Quem monitorizou as eleições diz que há razões para acreditar que os partidos no poder partiram uns metros à frente de todos os restantes. Em conferência de imprensa realizada esta segunda-feira, um elemento da Organização para a Segurança e Cooperação na Europa (OSCE) apontou o dedo ao Governo de Orbán, na hora de explicar por que é que terreno esteve sempre inclinado a favor da coligação que lidera a Hungria desde 2010.

“Os gastos excessivos do Governo em anúncios para amplificar a campanha da coligação no poder comprometeram a capacidade dos concorrentes em competir nas mesmas condições”, refere Douglas Wake, citado pela Reuters. Também critica o “clima eleitoral adverso” promovido pelo Fidesz: “Os eleitores depararam-se com uma vasta variedade de opções políticas, mas a retórica intimidatória e xenófoba, a parcialidade da comunicação social e o financiamento partidário obscuro constringiram o espaço para poder haver um debate político genuíno”.

As conclusões a que chegou a OSCE já tinham tido avançadas por outros participantes nas eleições, nomeadamente por Ákos Hadházy (LMP), que acusa o executivo de ter investido, nos últimos dois anos, mais de 320 milhões de euros de dinheiros públicos em propaganda destinada a 60% da população húngara. “A eleição não foi uma luta justa”, garante.

Cautela e um aviso

Desde que chegou ao poder há oito anos, o Fidesz tem transformado o sistema político e a Constituição húngara em ferramentas adequadas para a sua manutenção na liderança do Governo. A esta postura acresce uma política de retrocesso de alguns dos princípios basilares do Estado de Direito – como a interdependência e separação de poderes –, a prossecução de dura campanha contra a imigração, um ataque ao trabalho das organizações não-governamentais e um controlo cada vez maior da comunicação social, hoje transformada num megafone de Orbán.

Bruxelas e a grande maioria dos parceiros europeus da Hungria têm olhado com desconfiança para o rumo autocrata seguido pelo Fidesz, pelo que a vitória deste membro do Partido Popular Europeu – o grupo mais representado no Parlamento Europeu – nas eleições de domingo, levou alguns eurodeputados e Guy Verhofstadt (líder dos liberais) a pedirem aos principais dirigentes europeus que se manifestassem negativamente. Estes optaram, no entanto, por discursos cautelosos.

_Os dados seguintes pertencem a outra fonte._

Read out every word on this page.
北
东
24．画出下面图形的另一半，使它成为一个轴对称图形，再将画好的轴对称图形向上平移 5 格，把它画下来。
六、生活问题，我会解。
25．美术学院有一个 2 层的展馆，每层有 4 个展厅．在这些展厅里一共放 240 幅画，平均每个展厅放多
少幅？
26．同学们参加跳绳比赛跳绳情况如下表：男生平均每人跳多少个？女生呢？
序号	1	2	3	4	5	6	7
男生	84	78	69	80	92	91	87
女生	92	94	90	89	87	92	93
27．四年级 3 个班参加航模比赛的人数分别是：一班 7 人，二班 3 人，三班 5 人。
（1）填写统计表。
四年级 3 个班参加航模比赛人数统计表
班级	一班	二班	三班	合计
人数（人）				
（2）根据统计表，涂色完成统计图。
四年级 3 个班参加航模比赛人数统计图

“Como é costume depois de qualquer eleição na Europa, a chanceler congratulou o vencedor pelo seu sucesso nas legislativas húngaras”, contou o porta-voz de Angela Merkel, Steffen Seibert, que optou por deixar para mais tarde as “questões controversas”, nomeadamente a “polícia migratória”. Já o representante de Jean-Claude Juncker limitou-se a dizer que o presidente da Comissão Europeia ligará a Orbán para lhe dar os parabéns e “discutir temas de interesse comum”.

Os principais enaltecimentos ao triunfo do Fidesz vieram de Konrad Szymanski, representante da Polónia – numa deriva iliberal semelhante à Hungria, sob as rédeas do Lei e Justiça – em Bruxelas e de Horst Seehofer, o ministro do Interior alemão e líder do partido irmão da CDU, de Merkel, na Baviera. 

O primeiro disse que a vitória de Orbán é a “confirmação da política de emancipação da Europa Central”, enquanto o segundo aproveitou o momento das felicitações para deixar um aviso à União Europeia: “Sempre considerei errada esta política de arrogância e condescendência [da UE] para com alguns Estados-membros”.